As an athlete, there is nothing worse than being perceived as the cause of your team not winning a game. This is the burden that Washington Redskins’ wide receiver Joshua Morgan (pictured, middle) must carry. During the Redskins’ Week 2 game against the St. Louis Rams.
Morgan’s incurred an unsportsmanlike conduct penalty late in the game. That turned a potential game tying forty seven yard field goal into a sixty two yard field goal. Washington kicker Billy Cundiff missed the kick, allowing the Rams to defeat the Redskins.
Morgan also has been receiving death threats from crazy fans for his mistake. It’s amazing how a Week Two loss to the St. Louis Rams brings out the worst in some fans.
One overlooked aspect of the play that preceded the penalty was that Morgan ran a seven yard pattern when Washington needed eight yards to obtain a first down. If Morgan would have initially gotten the first down, even though the penalty would have moved the Redskins back fifteen yards, it would have been a post possession penalty.

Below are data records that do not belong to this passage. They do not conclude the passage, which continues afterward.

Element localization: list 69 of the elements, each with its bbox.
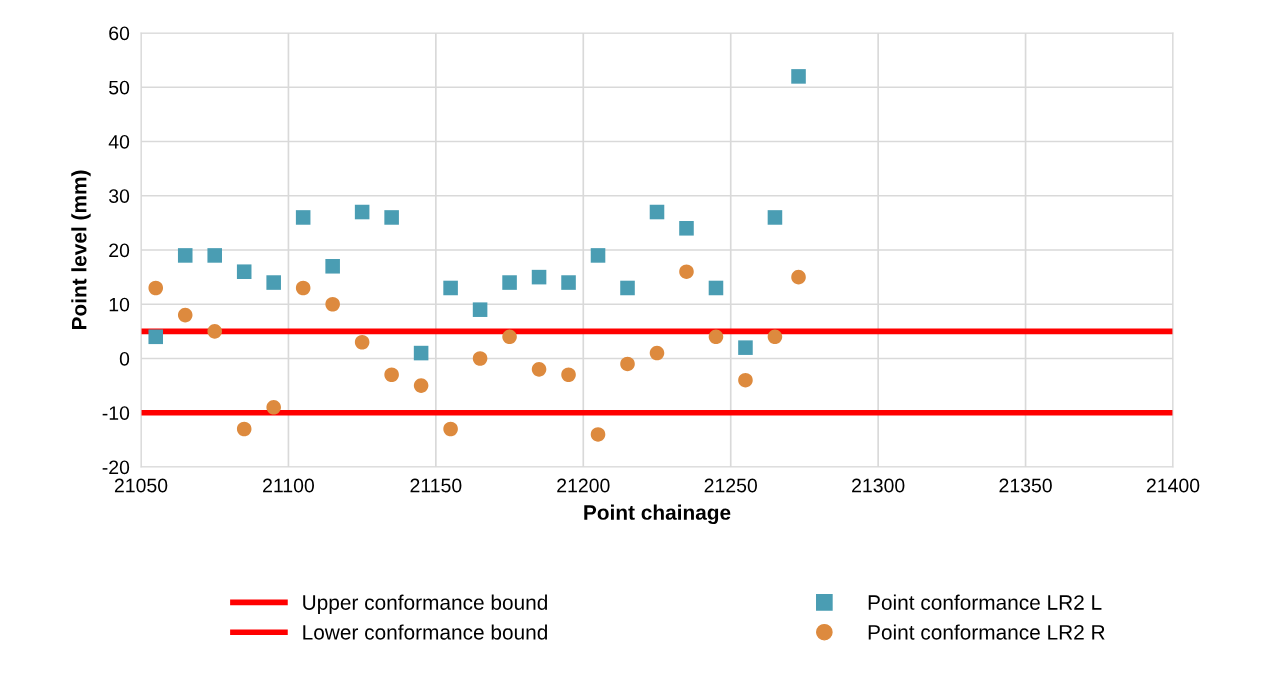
legend-label: Point conformance LR2 R (868, 624, 1105, 640)
point (649, 204, 665, 220)
y-tick-label: 10 (109, 297, 130, 312)
point (354, 334, 370, 350)
y-tick-label: -20 (102, 460, 130, 475)
x-tick-label: 21350 (999, 478, 1052, 493)
legend-label: Lower conformance bound (303, 624, 547, 640)
point (791, 269, 806, 285)
point (472, 302, 488, 317)
point (738, 372, 753, 388)
point (738, 340, 753, 355)
point (325, 296, 340, 312)
x-tick-label: 21150 (410, 478, 462, 493)
point (590, 427, 606, 442)
point (708, 329, 724, 345)
point (266, 275, 281, 290)
x-axis-title: Point chainage (584, 504, 731, 525)
point (561, 367, 576, 383)
point (531, 362, 547, 377)
y-tick-label: 0 (119, 351, 130, 366)
y-tick-label: 20 (109, 243, 130, 258)
point (443, 280, 458, 296)
point (354, 204, 370, 220)
y-axis-title: Point level (mm) (71, 170, 91, 330)
point (708, 280, 724, 296)
point (295, 280, 311, 296)
x-tick-label: 21100 (263, 478, 314, 493)
point (531, 269, 547, 285)
point (236, 421, 252, 437)
legend-label: Point conformance LR2 L (868, 594, 1102, 610)
legend-label: Upper conformance bound (303, 594, 547, 614)
point (236, 264, 252, 279)
x-tick-label: 21400 (1146, 478, 1200, 493)
point (325, 258, 340, 274)
point (413, 345, 429, 361)
point (679, 221, 694, 236)
point (502, 275, 517, 290)
y-tick-label: 60 (109, 26, 130, 41)
point (620, 356, 635, 372)
point (791, 69, 806, 84)
point (413, 378, 429, 393)
y-tick-label: 50 (109, 80, 130, 95)
x-tick-label: 21250 (704, 478, 757, 493)
point (266, 400, 281, 415)
point (384, 210, 399, 225)
point (148, 280, 164, 296)
point (590, 248, 606, 263)
point (620, 280, 635, 296)
y-tick-label: -10 (102, 406, 130, 420)
point (207, 248, 222, 263)
x-tick-label: 21200 (557, 478, 610, 493)
x-tick-label: 21050 (114, 478, 168, 493)
point (177, 307, 193, 323)
point (767, 329, 783, 345)
x-tick-label: 21300 (852, 478, 905, 493)
point (177, 248, 193, 263)
point (207, 324, 222, 339)
point (295, 210, 311, 225)
point (384, 367, 399, 383)
point (502, 329, 517, 345)
point (472, 351, 488, 366)
point (649, 345, 665, 361)
point (148, 329, 164, 345)
point (767, 210, 783, 225)
point (561, 275, 576, 290)
y-tick-label: 40 (108, 134, 130, 149)
point (443, 421, 458, 437)
y-tick-label: 30 (109, 189, 130, 203)
point (679, 264, 694, 279)
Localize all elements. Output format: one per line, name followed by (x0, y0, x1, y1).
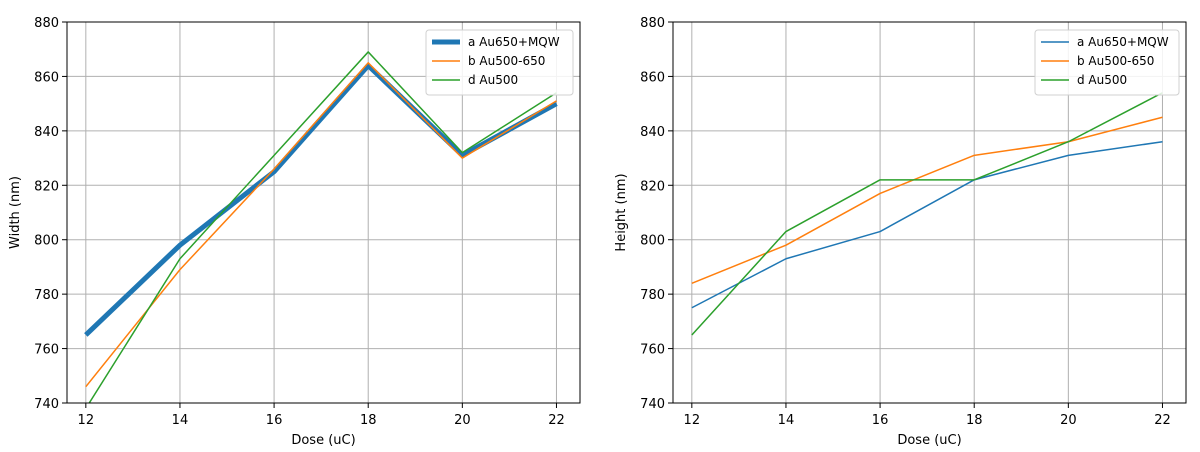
chart-0-x-tick-label: 14 (172, 413, 189, 428)
chart-0-y-tick-label: 840 (34, 125, 59, 140)
chart-0-series-line-2 (88, 51, 557, 403)
chart-0-y-tick-label: 820 (34, 179, 59, 194)
chart-1-legend-label-2: d Au500 (1077, 73, 1127, 87)
chart-1-y-tick-label: 760 (640, 343, 665, 358)
chart-0-legend-label-2: d Au500 (468, 73, 518, 87)
chart-1-legend-label-1: b Au500-650 (1077, 54, 1154, 68)
chart-0-y-tick-label: 740 (34, 397, 59, 412)
chart-0-legend: a Au650+MQW b Au500-650 d Au500 (425, 29, 574, 96)
chart-0-x-tick-label: 22 (548, 413, 565, 428)
chart-1-legend-box (1034, 29, 1180, 96)
chart-1-legend-label-0: a Au650+MQW (1077, 35, 1169, 49)
chart-0-y-tick-label: 860 (34, 70, 59, 85)
chart-0-legend-label-1: b Au500-650 (468, 54, 545, 68)
chart-0-x-tick-label: 12 (78, 413, 95, 428)
chart-0-legend-label-0: a Au650+MQW (468, 35, 560, 49)
chart-0-y-tick-label: 760 (34, 343, 59, 358)
chart-0-series-line-0 (84, 63, 558, 337)
chart-1-x-axis-label: Dose (uC) (897, 433, 961, 448)
chart-1-legend: a Au650+MQW b Au500-650 d Au500 (1034, 29, 1180, 96)
chart-1-series-line-2 (691, 92, 1163, 336)
chart-1-series-group (691, 92, 1163, 336)
chart-1-y-tick-label: 800 (640, 234, 665, 249)
chart-1-y-tick-label: 780 (640, 288, 665, 303)
chart-1-x-tick-label: 14 (778, 413, 795, 428)
chart-1-x-tick-label: 18 (966, 413, 983, 428)
chart-0-legend-box (425, 29, 574, 96)
chart-0-series-line-1 (85, 62, 557, 388)
chart-1-y-tick-label: 880 (640, 16, 665, 31)
chart-0-y-tick-label: 880 (34, 16, 59, 31)
chart-1-x-tick-label: 16 (872, 413, 889, 428)
chart-1-y-axis-label: Height (nm) (614, 173, 629, 251)
chart-0-x-tick-label: 16 (266, 413, 283, 428)
chart-1-y-tick-label: 820 (640, 179, 665, 194)
chart-1-y-tick-label: 740 (640, 397, 665, 412)
chart-0-y-tick-label: 780 (34, 288, 59, 303)
chart-1-x-tick-label: 12 (684, 413, 701, 428)
chart-1-plot-frame (672, 21, 1187, 404)
chart-0-y-tick-label: 800 (34, 234, 59, 249)
chart-0-x-tick-label: 18 (360, 413, 377, 428)
chart-1-y-tick-label: 840 (640, 125, 665, 140)
chart-1-series-line-0 (691, 140, 1163, 309)
chart-1-x-tick-label: 22 (1154, 413, 1171, 428)
chart-0-plot-frame (66, 21, 581, 404)
chart-1-y-tick-label: 860 (640, 70, 665, 85)
chart-0-x-axis-label: Dose (uC) (291, 433, 355, 448)
chart-1-series-line-1 (691, 116, 1163, 284)
chart-1-x-tick-label: 20 (1060, 413, 1077, 428)
plot-height: 12 14 16 18 20 22 740 760 780 800 820 840 860 880 Dose… (614, 16, 1187, 448)
chart-0-y-axis-label: Width (nm) (8, 176, 23, 249)
chart-0-series-group (84, 51, 558, 403)
plot-width: 12 14 16 18 20 22 740 760 780 800 820 840 860 880 Dose… (8, 16, 581, 448)
chart-0-x-tick-label: 20 (454, 413, 471, 428)
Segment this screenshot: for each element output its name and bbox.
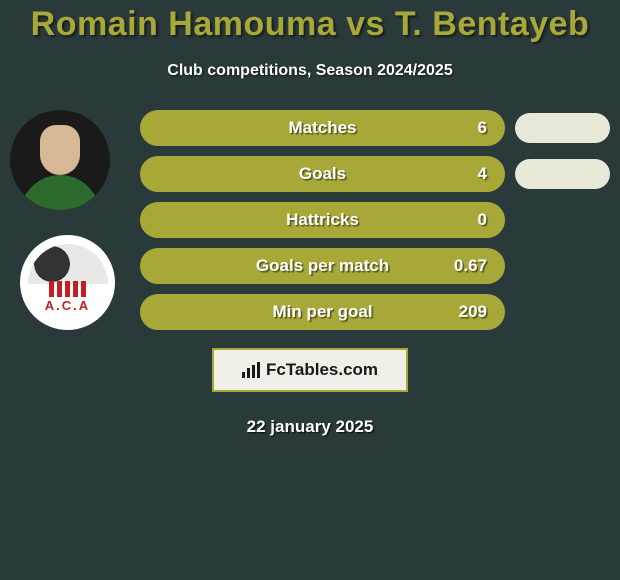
stat-label: Min per goal bbox=[272, 302, 372, 322]
stat-label: Goals per match bbox=[256, 256, 389, 276]
stat-pill-left: Goals per match 0.67 bbox=[140, 248, 505, 284]
stat-row-matches: Matches 6 bbox=[140, 110, 610, 146]
brand-badge: FcTables.com bbox=[212, 348, 408, 392]
page-title: Romain Hamouma vs T. Bentayeb bbox=[0, 5, 620, 44]
stat-row-mpg: Min per goal 209 bbox=[140, 294, 610, 330]
stat-value-left: 0 bbox=[478, 210, 487, 230]
stat-label: Matches bbox=[288, 118, 356, 138]
stat-pill-right bbox=[515, 113, 610, 143]
stats-column: Matches 6 Goals 4 Hattricks bbox=[140, 110, 610, 330]
stat-label: Goals bbox=[299, 164, 346, 184]
stat-pill-left: Goals 4 bbox=[140, 156, 505, 192]
stat-value-left: 0.67 bbox=[454, 256, 487, 276]
club-avatar: A.C.A bbox=[20, 235, 115, 330]
stat-pill-left: Min per goal 209 bbox=[140, 294, 505, 330]
stat-value-left: 209 bbox=[459, 302, 487, 322]
stat-label: Hattricks bbox=[286, 210, 359, 230]
stat-row-goals: Goals 4 bbox=[140, 156, 610, 192]
stat-pill-left: Matches 6 bbox=[140, 110, 505, 146]
player-avatar bbox=[10, 110, 110, 210]
club-emblem-top bbox=[28, 244, 108, 284]
content-area: A.C.A Matches 6 Goals 4 bbox=[0, 110, 620, 330]
stat-value-left: 4 bbox=[478, 164, 487, 184]
stat-pill-right bbox=[515, 159, 610, 189]
subtitle: Club competitions, Season 2024/2025 bbox=[0, 62, 620, 80]
stat-value-left: 6 bbox=[478, 118, 487, 138]
stat-row-gpm: Goals per match 0.67 bbox=[140, 248, 610, 284]
brand-text: FcTables.com bbox=[266, 360, 378, 380]
stat-row-hattricks: Hattricks 0 bbox=[140, 202, 610, 238]
avatar-column: A.C.A bbox=[10, 110, 120, 330]
brand-row: FcTables.com bbox=[0, 348, 620, 392]
date-label: 22 january 2025 bbox=[0, 417, 620, 437]
club-label: A.C.A bbox=[45, 298, 90, 313]
chart-icon bbox=[242, 362, 260, 378]
stat-pill-left: Hattricks 0 bbox=[140, 202, 505, 238]
club-stripes bbox=[33, 281, 103, 299]
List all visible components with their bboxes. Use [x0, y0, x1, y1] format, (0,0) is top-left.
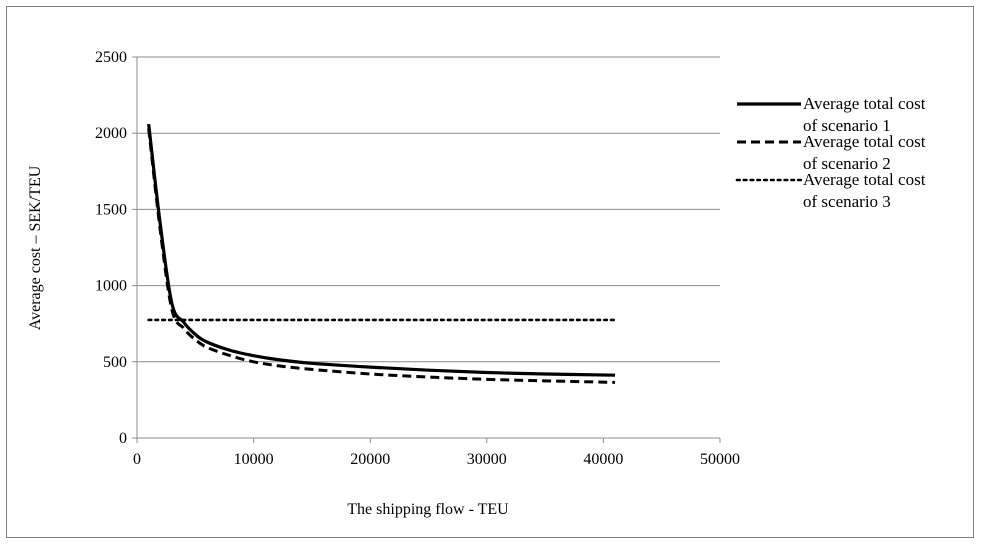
series-lines — [147, 123, 617, 384]
series-line-1 — [147, 123, 616, 377]
legend-entry-2: Average total cost of scenario 2 — [737, 132, 926, 173]
x-axis-title: The shipping flow - TEU — [347, 501, 509, 518]
y-tick-label: 0 — [119, 430, 127, 447]
x-tick-label: 10000 — [234, 451, 274, 468]
y-tick-label: 1500 — [95, 201, 127, 218]
y-tick-label: 2500 — [95, 49, 127, 66]
legend-label: Average total cost of scenario 1 — [803, 94, 926, 135]
x-tick-label: 30000 — [467, 451, 507, 468]
legend-label: Average total cost of scenario 3 — [803, 170, 926, 211]
y-tick-label: 1000 — [95, 278, 127, 295]
y-tick-label: 500 — [103, 354, 127, 371]
legend-entry-3: Average total cost of scenario 3 — [735, 170, 926, 211]
tick-labels: 0 500 1000 1500 2000 2500 0 10000 20000 30000 4000… — [95, 49, 740, 468]
gridlines — [137, 56, 720, 363]
x-tick-label: 20000 — [350, 451, 390, 468]
x-tick-label: 0 — [133, 451, 141, 468]
axes — [132, 56, 721, 443]
series-line-2 — [147, 128, 616, 384]
y-tick-label: 2000 — [95, 125, 127, 142]
legend-entry-1: Average total cost of scenario 1 — [737, 94, 926, 135]
y-axis-title: Average cost – SEK/TEU — [27, 165, 44, 330]
x-tick-label: 50000 — [700, 451, 740, 468]
legend-label: Average total cost of scenario 2 — [803, 132, 926, 173]
x-tick-label: 40000 — [583, 451, 623, 468]
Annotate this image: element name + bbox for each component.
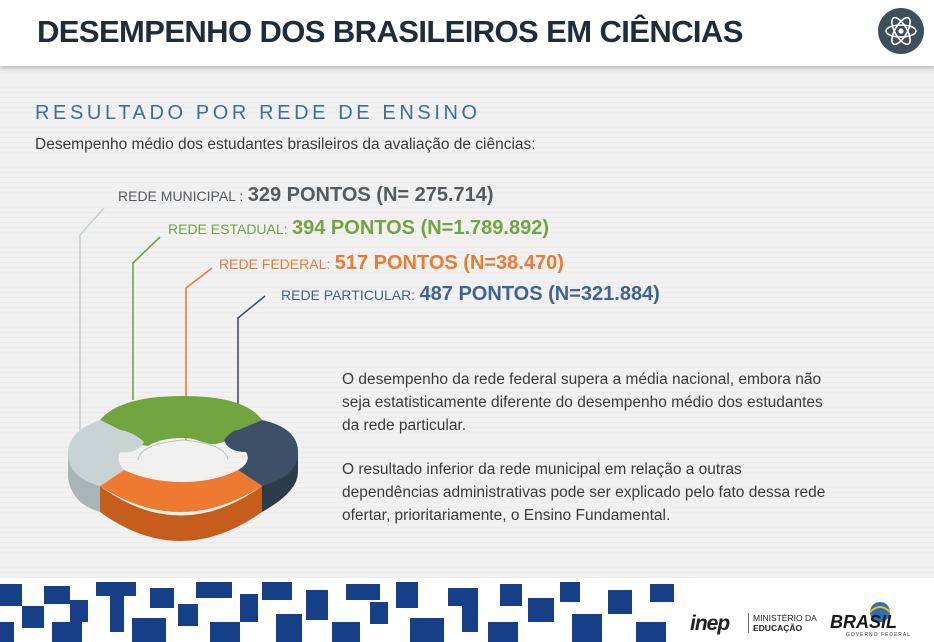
section-heading: RESULTADO POR REDE DE ENSINO [35, 102, 481, 124]
network-row-estadual: REDE ESTADUAL: 394 PONTOS (N=1.789.892) [168, 217, 549, 240]
paragraph-federal: O desempenho da rede federal supera a mé… [342, 371, 823, 434]
network-label: REDE ESTADUAL: [168, 221, 288, 237]
donut-hole [138, 440, 228, 480]
header-bar: DESEMPENHO DOS BRASILEIROS EM CIÊNCIAS [0, 0, 934, 66]
footer-bar [0, 578, 934, 642]
donut-piece-particular [224, 420, 298, 486]
network-value: 394 PONTOS (N=1.789.892) [292, 217, 549, 239]
atom-icon [878, 8, 924, 54]
network-label: REDE MUNICIPAL : [118, 188, 244, 204]
leader-line-municipal [79, 207, 105, 430]
leader-line-particular [237, 295, 266, 418]
network-value: 517 PONTOS (N=38.470) [334, 252, 564, 274]
brasil-logo-sub: GOVERNO FEDERAL [846, 632, 911, 638]
network-label: REDE FEDERAL: [219, 256, 331, 272]
network-row-municipal: REDE MUNICIPAL : 329 PONTOS (N= 275.714) [118, 184, 494, 207]
section-subtitle: Desempenho médio dos estudantes brasilei… [35, 136, 536, 153]
content-area [0, 66, 934, 578]
mec-logo: MINISTÉRIO DA EDUCAÇÃO [748, 613, 817, 633]
mec-line-2: EDUCAÇÃO [753, 623, 803, 633]
network-value: 487 PONTOS (N=321.884) [419, 283, 660, 305]
network-label: REDE PARTICULAR: [281, 287, 416, 303]
donut-side-particular [262, 446, 298, 512]
network-row-federal: REDE FEDERAL: 517 PONTOS (N=38.470) [219, 252, 564, 275]
inep-logo: inep [690, 612, 730, 635]
donut-piece-federal [100, 470, 262, 512]
brasil-logo-word: BRASIL [830, 612, 897, 632]
paragraph-municipal: O resultado inferior da rede municipal e… [342, 461, 826, 524]
brasil-governo-federal-logo: BRASIL GOVERNO FEDERAL [830, 602, 911, 638]
network-row-particular: REDE PARTICULAR: 487 PONTOS (N=321.884) [281, 283, 660, 306]
donut-side-municipal [68, 452, 100, 512]
donut-side-federal [100, 486, 262, 541]
leader-line-estadual [132, 236, 161, 400]
network-value: 329 PONTOS (N= 275.714) [247, 184, 494, 206]
donut-piece-estadual [100, 396, 262, 446]
page-title: DESEMPENHO DOS BRASILEIROS EM CIÊNCIAS [37, 14, 743, 49]
footer-pattern [0, 582, 674, 642]
mec-line-1: MINISTÉRIO DA [753, 613, 817, 623]
donut-piece-municipal [67, 420, 144, 486]
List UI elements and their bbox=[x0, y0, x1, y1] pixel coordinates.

Washington would have first down and ten from the Rams’ forty seven yard line, and could have run a few more plays instead of trying that desperation long range field goal.
That game is water under the bridge now, as Morgan and his Redskins teammates must now focus on the Cincinnati Bengals in Washington’s home opener on September 23. There’s no better time for Morgan, a Washington, D.C. native, to redeem himself than in front of his hometown Redskins’ fans.
He can do this by demanding the ball. He should lobby Redskins’ head coach Mike Shanahan and quarterback Robert Griffin III to get him the ball early and often. The opportunity is there for Morgan, because it appears wide receiver Pierre Garcon will miss a second consecutive game with a sore right foot. Garcon’s injury thrusts Morgan into the role of number one receiver for Washington.
Morgan must continue to play hard, and more importantly, play smart. He needs to keep his emotions in check and make plays that help the Redskins, not hurt them. Catches that result in first downs are a good start, because they sustain drives and build a young quarterback’s confidence. Of course, if Morgan scores a touchdown in a crucial moment against the Bengals, it could go a long way in rebuilding his confidence as well.
Of course, mistakes happen from time to time. If Washington wins on Sunday, and if Morgan plays a role in the victory, what happened in St. Louis will be a distant memory.